Was haben diese Ziege, ein niedliches Polizeiauto und dieser Mann in einem Bärenkostüm mit einem sehr ernsten Problem in Japan zu tun? Finden wir es heraus.
Mittwochmittag in Yaita, auf dem Campus einer Grundschule.
Der 74-jährige Jäger Fuminor Kimijima pirscht sich an sein Ziel. Er legt an – und schießt. Sein Opfer geht sofort zu Boden. Zumindest tut der Mann in dem Tierkostüm so. Was passiert hier und wieso das Schauspiel?
13 Menschen wurden im vergangenen Jahr in Japan von wilden Bären getötet. Diese Bilder zeigen, wie ein streunender Schwarzbär einen Fabrikarbeiter in der japanischen Stadt Fukushima attackiert. 2026 gab es landesweit 50.000 Sichtungen – die Zahl steigt. Regierungschefin Takaichi verabschiedete bereits ein Notfallpaket.
Zurück bei der Grundschule – bei der kostümierten Bärenjagd handelt es sich um eine Bärenabwehr-Übung.

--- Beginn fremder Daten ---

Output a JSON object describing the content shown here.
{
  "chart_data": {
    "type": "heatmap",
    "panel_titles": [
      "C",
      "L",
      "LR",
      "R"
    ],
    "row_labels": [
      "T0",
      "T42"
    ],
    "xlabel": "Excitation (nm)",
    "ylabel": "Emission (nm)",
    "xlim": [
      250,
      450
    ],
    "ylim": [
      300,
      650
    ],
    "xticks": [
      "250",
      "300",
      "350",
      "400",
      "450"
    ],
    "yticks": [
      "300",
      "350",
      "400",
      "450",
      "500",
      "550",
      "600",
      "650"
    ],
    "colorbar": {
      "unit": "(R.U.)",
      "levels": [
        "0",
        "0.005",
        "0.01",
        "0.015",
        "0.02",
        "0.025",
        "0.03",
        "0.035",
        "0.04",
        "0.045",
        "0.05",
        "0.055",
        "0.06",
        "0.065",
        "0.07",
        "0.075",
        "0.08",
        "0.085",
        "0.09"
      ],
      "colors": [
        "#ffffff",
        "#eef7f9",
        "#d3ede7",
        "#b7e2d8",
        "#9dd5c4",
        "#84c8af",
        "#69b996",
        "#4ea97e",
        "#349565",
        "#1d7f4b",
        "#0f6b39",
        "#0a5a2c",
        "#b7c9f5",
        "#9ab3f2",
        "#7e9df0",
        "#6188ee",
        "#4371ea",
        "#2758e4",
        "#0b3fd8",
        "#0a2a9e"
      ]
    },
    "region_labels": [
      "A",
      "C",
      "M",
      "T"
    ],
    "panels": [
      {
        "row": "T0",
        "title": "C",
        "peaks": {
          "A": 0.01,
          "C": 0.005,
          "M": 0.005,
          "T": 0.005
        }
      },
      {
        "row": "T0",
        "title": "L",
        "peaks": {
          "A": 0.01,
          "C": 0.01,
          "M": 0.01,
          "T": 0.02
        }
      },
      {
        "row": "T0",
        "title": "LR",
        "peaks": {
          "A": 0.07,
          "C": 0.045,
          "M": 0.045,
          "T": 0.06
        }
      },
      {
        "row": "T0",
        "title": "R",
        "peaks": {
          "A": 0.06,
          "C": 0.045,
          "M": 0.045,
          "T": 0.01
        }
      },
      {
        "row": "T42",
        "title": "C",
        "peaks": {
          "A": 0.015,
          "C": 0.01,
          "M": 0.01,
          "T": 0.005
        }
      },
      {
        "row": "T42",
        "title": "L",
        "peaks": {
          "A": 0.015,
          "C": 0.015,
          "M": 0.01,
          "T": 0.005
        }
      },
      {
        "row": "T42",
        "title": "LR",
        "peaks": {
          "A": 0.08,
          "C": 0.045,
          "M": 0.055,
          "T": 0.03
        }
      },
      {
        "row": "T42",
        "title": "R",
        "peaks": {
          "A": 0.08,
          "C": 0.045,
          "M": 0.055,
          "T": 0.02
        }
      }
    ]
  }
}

Nachdem das »Tier« betäubt wurde, stellen Kimijima und sein Team sicher, dass es keine Gefahr mehr ist. Bei dem Drill kommen auch schwere Polizeiausrüstung und Drohnen zum Einsatz. Was auf den ersten Blick lustig wirkt, wird sehr ernst genommen. Kimijima sieht noch Verbesserungspotential:
Fuminor Kimijima, Jäger:
»In letzter Zeit sind tatsächlich mehr Bären in der Gegend aufgetaucht, weshalb diese Art von Schulung notwendig ist. Ich denke, es würde viel schneller gehen, wenn wir mit der Polizei, der Forstbehörde sowie den lokalen Behörden, beispielsweise dem Rathaus, zusammenarbeiten würden.«
Unterdessen warnt die Polizei die Anwohner in der Umgebung – mit diesem kleinen Auto:
Polizist per Lautsprecher:
»Es wurde ein Bär gesichtet. Aufgrund der extremen Gefahr sollten Sie sich nicht hierher begeben.«
In Japan wächst die Bärenpopulation häufig dort, wo die Landbevölkerung schrumpft. Hinzu kommt: Der Klimawandel sorgt dafür, dass die Tiere in ihrem Revier weniger Nahrung finden. In der Nähe von Städten sieht das anders aus. Und so zieht es sie dorthin. Deshalb üben diese Studenten den Einsatz von Bärenspray, um die Tiere im Notfall abzuschrecken. Damit sie vorbereitet sind für den Ernstfall, denn der verstärkte Einsatz von Polizei und Soldaten gegen die Bärenplage hat bislang kaum Besserung gebracht.
Und die Ziege? Die ist offenbar verwirrt und hofft einfach, dass sie niemals einem echten Bären begegnet.